A Man Named Doll by Jonathan Ames - review by Tom Fleming

Tom Fleming

Happy Days

A Man Named Doll

By

Pushkin Vertigo 208pp £8.99
 

This breezy noir, set in contemporary Los Angeles, begins with the titular narrator, a private detective named Happy Doll (his real name; some people call him Hank), receiving a visit in his office from an old friend wanting a favour. Lou needs a new kidney but, as a lifelong smoker (‘his open mouth was like the engine of an idling car’), he’s finding it hard to obtain one through official channels. Happy decides to help. Complications ensue; Happy kills a man in self-defence; bad things happen. It’s all knowingly reminiscent of Chandler and classic noir fiction as Happy stumbles deeper and deeper into an insalubrious network of shady realtors and unscrupulous doctors.
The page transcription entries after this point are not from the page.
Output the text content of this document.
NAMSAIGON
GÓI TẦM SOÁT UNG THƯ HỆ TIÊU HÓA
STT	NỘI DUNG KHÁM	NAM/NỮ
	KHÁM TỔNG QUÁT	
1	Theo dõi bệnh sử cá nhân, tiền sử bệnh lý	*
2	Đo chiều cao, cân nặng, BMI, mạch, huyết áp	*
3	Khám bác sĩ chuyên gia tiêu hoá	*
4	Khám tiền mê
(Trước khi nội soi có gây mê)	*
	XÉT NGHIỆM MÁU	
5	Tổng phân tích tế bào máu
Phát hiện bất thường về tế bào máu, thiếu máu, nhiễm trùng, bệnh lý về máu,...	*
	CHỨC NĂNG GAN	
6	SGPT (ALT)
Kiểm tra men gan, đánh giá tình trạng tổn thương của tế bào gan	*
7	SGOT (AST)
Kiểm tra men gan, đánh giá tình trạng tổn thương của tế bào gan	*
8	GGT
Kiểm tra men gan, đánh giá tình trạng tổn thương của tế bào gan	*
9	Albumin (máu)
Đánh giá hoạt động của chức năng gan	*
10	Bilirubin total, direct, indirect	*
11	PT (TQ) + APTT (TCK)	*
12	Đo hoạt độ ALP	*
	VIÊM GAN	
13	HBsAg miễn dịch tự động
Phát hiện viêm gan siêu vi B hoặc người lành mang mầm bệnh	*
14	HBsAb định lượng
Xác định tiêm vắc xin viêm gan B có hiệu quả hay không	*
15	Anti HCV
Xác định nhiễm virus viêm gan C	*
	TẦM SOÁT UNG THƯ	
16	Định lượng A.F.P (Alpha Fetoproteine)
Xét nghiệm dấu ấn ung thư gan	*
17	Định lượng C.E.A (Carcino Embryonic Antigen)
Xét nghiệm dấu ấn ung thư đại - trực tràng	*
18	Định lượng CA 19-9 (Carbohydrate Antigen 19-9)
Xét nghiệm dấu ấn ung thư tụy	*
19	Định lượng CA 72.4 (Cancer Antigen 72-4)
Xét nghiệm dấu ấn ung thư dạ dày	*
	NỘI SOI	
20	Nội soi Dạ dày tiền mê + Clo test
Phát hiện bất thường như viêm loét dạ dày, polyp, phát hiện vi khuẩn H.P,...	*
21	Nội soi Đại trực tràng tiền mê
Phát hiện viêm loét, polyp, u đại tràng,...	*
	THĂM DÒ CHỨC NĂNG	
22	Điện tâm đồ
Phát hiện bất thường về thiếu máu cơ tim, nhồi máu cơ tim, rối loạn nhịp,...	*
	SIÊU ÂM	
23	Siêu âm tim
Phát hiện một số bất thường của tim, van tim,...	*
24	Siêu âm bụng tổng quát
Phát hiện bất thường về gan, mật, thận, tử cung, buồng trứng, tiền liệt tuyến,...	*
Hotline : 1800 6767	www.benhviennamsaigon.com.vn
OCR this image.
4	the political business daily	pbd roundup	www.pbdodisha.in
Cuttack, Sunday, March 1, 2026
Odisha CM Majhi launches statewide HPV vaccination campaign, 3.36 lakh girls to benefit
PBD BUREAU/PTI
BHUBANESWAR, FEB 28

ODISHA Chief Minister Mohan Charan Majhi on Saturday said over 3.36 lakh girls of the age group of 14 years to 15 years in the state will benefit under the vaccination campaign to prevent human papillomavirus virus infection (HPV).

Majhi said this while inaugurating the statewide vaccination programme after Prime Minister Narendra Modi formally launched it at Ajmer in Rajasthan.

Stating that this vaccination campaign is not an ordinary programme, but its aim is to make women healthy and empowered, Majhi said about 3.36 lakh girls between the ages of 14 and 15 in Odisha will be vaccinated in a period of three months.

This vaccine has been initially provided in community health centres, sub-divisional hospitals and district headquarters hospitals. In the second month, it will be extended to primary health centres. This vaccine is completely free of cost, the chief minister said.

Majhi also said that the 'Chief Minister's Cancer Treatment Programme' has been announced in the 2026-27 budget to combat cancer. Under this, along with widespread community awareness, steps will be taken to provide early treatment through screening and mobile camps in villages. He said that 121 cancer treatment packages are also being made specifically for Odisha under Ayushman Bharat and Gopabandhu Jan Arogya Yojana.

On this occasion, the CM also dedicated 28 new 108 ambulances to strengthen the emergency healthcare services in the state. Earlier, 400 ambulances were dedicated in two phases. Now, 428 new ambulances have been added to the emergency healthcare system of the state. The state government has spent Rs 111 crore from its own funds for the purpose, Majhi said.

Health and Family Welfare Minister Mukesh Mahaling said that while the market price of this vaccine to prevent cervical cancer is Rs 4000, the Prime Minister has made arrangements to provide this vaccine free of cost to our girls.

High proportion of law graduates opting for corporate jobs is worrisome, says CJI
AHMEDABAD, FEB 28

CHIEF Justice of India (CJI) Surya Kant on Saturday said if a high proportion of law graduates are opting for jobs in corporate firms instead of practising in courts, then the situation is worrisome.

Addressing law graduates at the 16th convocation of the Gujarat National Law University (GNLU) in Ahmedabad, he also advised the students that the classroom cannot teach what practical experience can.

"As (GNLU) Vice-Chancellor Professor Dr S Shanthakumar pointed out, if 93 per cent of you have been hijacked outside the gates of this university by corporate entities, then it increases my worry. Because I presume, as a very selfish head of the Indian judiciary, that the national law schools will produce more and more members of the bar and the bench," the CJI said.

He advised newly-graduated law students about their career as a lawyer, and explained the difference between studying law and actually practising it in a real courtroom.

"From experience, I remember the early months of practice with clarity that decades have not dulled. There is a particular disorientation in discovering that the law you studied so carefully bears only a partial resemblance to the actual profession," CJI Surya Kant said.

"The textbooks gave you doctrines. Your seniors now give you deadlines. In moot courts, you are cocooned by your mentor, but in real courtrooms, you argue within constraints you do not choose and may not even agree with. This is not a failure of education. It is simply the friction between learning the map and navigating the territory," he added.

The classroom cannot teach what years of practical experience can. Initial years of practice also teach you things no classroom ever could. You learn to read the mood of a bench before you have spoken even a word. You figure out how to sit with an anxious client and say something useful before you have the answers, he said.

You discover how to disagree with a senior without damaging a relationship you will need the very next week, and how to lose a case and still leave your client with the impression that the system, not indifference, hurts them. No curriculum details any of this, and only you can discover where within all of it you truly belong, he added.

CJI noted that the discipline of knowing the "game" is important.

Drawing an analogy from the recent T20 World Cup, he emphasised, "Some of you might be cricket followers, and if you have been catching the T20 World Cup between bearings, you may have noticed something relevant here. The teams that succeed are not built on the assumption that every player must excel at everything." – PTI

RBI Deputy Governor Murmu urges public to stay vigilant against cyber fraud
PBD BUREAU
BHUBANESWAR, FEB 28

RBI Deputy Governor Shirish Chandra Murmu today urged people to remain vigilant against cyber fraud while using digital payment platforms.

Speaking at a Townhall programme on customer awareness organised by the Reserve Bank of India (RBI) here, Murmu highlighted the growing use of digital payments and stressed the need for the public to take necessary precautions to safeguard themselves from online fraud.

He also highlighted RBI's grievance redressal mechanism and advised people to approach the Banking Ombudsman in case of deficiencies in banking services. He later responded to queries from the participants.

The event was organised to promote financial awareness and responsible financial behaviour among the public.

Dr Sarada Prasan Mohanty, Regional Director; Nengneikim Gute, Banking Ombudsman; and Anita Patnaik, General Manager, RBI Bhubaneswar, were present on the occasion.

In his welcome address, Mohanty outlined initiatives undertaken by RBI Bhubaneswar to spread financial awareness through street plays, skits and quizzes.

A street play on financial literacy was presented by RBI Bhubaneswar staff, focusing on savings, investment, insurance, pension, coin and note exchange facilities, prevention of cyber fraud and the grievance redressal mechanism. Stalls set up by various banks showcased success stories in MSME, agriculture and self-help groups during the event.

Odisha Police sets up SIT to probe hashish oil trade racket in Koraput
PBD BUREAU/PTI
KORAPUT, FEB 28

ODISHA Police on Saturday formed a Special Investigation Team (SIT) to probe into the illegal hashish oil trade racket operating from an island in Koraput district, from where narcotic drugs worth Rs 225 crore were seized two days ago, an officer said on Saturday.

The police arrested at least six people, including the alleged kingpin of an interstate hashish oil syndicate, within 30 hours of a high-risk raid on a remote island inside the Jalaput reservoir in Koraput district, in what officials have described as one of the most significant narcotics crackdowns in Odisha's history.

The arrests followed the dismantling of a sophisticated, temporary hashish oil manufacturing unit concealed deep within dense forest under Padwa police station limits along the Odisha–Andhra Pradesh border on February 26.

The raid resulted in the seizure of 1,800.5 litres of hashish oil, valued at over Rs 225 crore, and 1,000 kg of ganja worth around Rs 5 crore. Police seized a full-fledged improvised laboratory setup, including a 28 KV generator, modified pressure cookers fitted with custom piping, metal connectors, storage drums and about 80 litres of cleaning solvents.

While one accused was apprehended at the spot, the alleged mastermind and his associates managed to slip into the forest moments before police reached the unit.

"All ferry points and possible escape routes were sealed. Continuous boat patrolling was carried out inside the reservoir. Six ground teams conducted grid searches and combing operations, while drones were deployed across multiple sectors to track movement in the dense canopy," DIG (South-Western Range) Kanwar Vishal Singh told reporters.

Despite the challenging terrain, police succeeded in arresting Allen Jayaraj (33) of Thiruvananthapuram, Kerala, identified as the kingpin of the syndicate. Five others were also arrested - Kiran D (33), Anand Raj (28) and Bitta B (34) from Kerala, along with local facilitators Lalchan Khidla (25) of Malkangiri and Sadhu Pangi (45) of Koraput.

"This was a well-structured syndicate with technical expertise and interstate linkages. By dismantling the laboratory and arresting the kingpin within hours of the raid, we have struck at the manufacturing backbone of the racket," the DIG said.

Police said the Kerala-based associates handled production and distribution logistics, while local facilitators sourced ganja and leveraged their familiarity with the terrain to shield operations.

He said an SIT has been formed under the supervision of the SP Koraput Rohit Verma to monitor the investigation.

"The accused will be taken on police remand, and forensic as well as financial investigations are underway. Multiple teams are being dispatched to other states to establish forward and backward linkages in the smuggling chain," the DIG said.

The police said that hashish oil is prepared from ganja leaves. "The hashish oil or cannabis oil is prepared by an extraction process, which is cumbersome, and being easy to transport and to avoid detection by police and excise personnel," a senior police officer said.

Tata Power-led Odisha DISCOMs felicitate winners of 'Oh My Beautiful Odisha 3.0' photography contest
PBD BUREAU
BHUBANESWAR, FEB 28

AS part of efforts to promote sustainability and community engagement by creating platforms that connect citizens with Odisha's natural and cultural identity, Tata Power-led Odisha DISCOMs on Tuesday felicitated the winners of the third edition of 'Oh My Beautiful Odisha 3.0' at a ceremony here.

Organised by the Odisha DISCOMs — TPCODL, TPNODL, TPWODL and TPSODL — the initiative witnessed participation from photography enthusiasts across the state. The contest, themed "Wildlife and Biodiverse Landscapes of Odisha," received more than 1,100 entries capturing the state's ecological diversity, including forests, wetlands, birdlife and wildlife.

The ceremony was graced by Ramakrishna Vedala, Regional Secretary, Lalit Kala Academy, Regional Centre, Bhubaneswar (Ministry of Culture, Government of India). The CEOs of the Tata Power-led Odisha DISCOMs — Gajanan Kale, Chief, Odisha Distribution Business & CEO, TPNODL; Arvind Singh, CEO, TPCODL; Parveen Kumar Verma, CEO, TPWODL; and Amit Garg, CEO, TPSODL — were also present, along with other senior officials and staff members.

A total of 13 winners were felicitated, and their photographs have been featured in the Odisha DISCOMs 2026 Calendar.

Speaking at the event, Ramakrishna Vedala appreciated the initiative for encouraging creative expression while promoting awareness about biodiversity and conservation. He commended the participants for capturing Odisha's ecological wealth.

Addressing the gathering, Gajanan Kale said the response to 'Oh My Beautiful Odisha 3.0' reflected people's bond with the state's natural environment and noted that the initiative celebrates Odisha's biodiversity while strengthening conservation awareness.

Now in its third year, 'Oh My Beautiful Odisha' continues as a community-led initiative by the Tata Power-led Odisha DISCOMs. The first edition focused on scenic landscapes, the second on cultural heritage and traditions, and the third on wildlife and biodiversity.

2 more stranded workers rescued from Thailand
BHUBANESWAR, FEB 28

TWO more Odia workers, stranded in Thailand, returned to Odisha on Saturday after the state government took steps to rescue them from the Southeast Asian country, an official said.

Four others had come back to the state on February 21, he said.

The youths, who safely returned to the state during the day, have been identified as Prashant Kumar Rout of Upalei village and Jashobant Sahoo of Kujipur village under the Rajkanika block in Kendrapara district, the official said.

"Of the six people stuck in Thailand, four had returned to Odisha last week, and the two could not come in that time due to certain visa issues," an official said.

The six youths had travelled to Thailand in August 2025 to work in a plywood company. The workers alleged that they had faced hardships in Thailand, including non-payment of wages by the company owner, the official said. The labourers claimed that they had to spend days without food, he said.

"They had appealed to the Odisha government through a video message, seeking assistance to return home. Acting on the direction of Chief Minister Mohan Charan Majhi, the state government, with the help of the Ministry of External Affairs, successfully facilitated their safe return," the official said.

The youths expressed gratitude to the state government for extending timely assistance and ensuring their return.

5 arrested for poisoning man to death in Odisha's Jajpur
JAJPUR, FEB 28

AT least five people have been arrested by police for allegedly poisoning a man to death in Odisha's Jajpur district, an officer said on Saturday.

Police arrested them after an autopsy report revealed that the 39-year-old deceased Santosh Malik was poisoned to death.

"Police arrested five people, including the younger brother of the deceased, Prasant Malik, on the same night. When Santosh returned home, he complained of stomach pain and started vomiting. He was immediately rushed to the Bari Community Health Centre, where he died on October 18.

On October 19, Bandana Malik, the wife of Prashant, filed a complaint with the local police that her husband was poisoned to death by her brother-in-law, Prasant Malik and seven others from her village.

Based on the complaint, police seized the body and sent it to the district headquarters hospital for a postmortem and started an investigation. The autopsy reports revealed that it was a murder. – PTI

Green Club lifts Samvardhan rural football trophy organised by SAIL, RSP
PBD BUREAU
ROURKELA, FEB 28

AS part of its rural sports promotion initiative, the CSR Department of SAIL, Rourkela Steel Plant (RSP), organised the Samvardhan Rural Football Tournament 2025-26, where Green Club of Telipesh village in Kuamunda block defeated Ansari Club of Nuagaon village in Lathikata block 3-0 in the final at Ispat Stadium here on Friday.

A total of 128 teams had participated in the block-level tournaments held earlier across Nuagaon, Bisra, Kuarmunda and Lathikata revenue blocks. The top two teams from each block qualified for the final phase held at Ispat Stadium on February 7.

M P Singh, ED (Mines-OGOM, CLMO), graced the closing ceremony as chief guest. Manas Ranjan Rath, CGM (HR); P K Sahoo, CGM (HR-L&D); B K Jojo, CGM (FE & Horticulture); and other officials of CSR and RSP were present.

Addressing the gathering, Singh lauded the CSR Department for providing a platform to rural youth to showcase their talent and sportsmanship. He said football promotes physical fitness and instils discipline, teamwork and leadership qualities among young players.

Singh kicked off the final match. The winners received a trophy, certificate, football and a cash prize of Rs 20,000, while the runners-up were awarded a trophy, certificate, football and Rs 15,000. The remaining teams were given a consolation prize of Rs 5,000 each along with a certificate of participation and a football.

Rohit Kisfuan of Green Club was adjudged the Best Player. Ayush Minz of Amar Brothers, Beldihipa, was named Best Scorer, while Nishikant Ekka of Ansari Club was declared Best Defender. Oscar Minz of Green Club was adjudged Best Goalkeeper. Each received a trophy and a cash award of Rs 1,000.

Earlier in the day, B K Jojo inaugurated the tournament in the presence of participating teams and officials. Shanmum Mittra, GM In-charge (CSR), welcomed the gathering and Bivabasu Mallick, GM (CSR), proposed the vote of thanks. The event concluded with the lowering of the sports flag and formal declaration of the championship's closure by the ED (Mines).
But Happy’s self-deprecating narration is so fresh and funny that there’s never a hint of pastiche. He drives around town with George, his Chihuahua-terrier cross, upright in the front, his paws on the dashboard ‘like the handsome sea captain at the prow of his ship’. He likes to keep a joint and some painkillers to hand. The narrative manages to be both discursive – Happy interrupts the story at one point to provide a brief outline of psychoanalysis – and plot-driven, with the book building to a sinister conclusion in its final third. Like Chandler, Ames writes for the screen as well as the page, and it shows in the deft dialogue. Unlike Chandler, he can also tell an intelligible story.